Líneas atrás proponía no pelear. Satanizamos la violencia y la negatividad, pero pensemos en que la violencia es deseable. El statu quo nos ha hecho descreer de la violencia para imponer en nuestros corazones la idea de que los cambios deben llevarse por la vía pacífica, sin derramamiento de lágrimas ni sangre. Este, creo, ha sido un «inventico estupendo» del poder para desacreditar a todo movimiento armado, pero pensemos en cómo el Estado y los poderes constituidos utilizan «legítimamente» el uso de la fuerza escudados en la ley. Hay misiles aterrizando con destrucción, policías armadas listas para imponer su fuerza sobre toda disidencia, pero a los ciudadanos se nos exige pacifismo como única vía. Quizá los poderosos no desean que la violencia sea usada para amenazar su existencia y sus propiedades.
¿Será posible luchar por la paz? Cuestionemos la aseveración que indica que la violencia nunca ha resuelto nada. Pienso en que, por ejemplo, la violencia venció el avance del nacional socialismo de Hitler y la violencia despojó a la aristocracia francesa durante la revolución de 1789. Intento recordar algún cambio pacífico en la historia y salvo el ejemplo de Gandhi y Buda, encuentro pocos. Incluso el estoico caso de Jesús devino en una evangelización violenta por parte de sus seguidores.
Se confrontan aquí dos visiones: aquella que sostiene que la única vía ética es la pacífica y aquella otra que encarna y acepta la violencia. «Debe entenderse que la guerra es la condición común, que la lucha es la justicia y que todas las cosas pasan por la compulsión de la lucha», como expresó Heráclito hace más o menos dos mil quinientos años. En el conocido debate sostenido entre Freud y Einstein, el psicólogo escribe que es un principio general el que los conflictos de interés entre los hombres se resuelvan mediante la violencia, esto es cierto para todo el reino animal, del que los hombres no tienen razón para excluirse.

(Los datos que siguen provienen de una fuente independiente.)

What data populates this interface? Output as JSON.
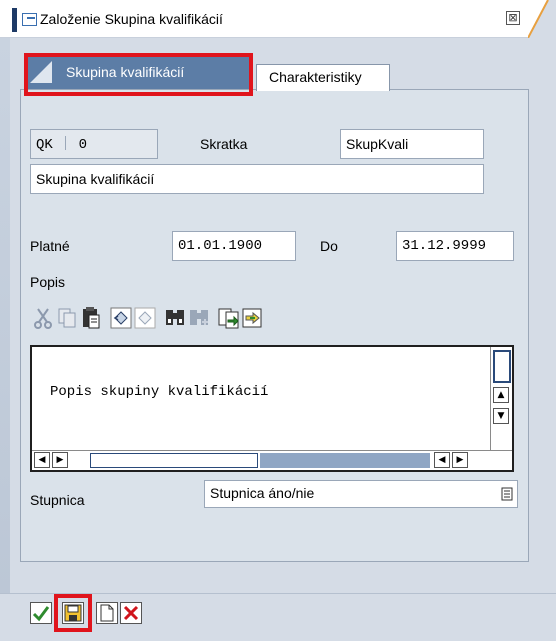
{
  "window": {
    "title": "Založenie Skupina kvalifikácií",
    "close_symbol": "⊠"
  },
  "tabs": [
    {
      "label": "Skupina kvalifikácií",
      "active": true
    },
    {
      "label": "Charakteristiky",
      "active": false
    }
  ],
  "form": {
    "object_type": "QK",
    "object_id": "0",
    "abbreviation_label": "Skratka",
    "abbreviation_value": "SkupKvali",
    "name_value": "Skupina kvalifikácií",
    "valid_from_label": "Platné",
    "valid_from_value": "01.01.1900",
    "valid_to_label": "Do",
    "valid_to_value": "31.12.9999",
    "description_label": "Popis",
    "description_text": "Popis skupiny kvalifikácií",
    "scale_label": "Stupnica",
    "scale_value": "Stupnica áno/nie"
  },
  "editor_toolbar": {
    "icons": [
      "cut-icon",
      "copy-icon",
      "paste-icon",
      "undo-icon",
      "redo-icon",
      "find-icon",
      "find-next-icon",
      "load-local-file-icon",
      "save-local-file-icon"
    ]
  },
  "bottom_bar": {
    "icons": [
      "check-icon",
      "save-icon",
      "new-icon",
      "cancel-icon"
    ]
  },
  "colors": {
    "active_tab": "#5c7da6",
    "highlight": "#e0141c",
    "panel": "#dae2ea"
  }
}
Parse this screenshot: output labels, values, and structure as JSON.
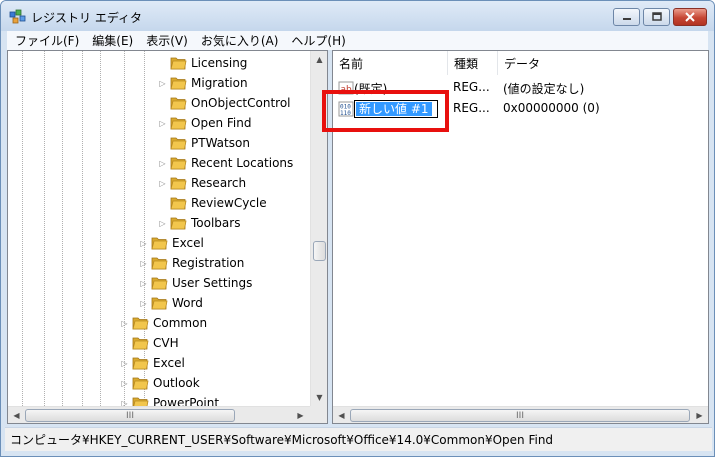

Me parece que la violencia, como los dogmas, puede usarse para esclavizar, oprimir y torturar, pero también para liberar. ¿Cuáles son las espadas de las que nos debemos armar? De un lado, a mano izquierda se abre la posibilidad de transición a una economía postindustrial con formas más eficientes de trabajo autónomo que procuren la equidad, lo que conduciría a un mundo de satisfacción austera. Por otro lado, a mano derecha, está la opción de acometer la escalada de un crecimiento con énfasis en la capitalización que conduciría al Apocalipsis industrial.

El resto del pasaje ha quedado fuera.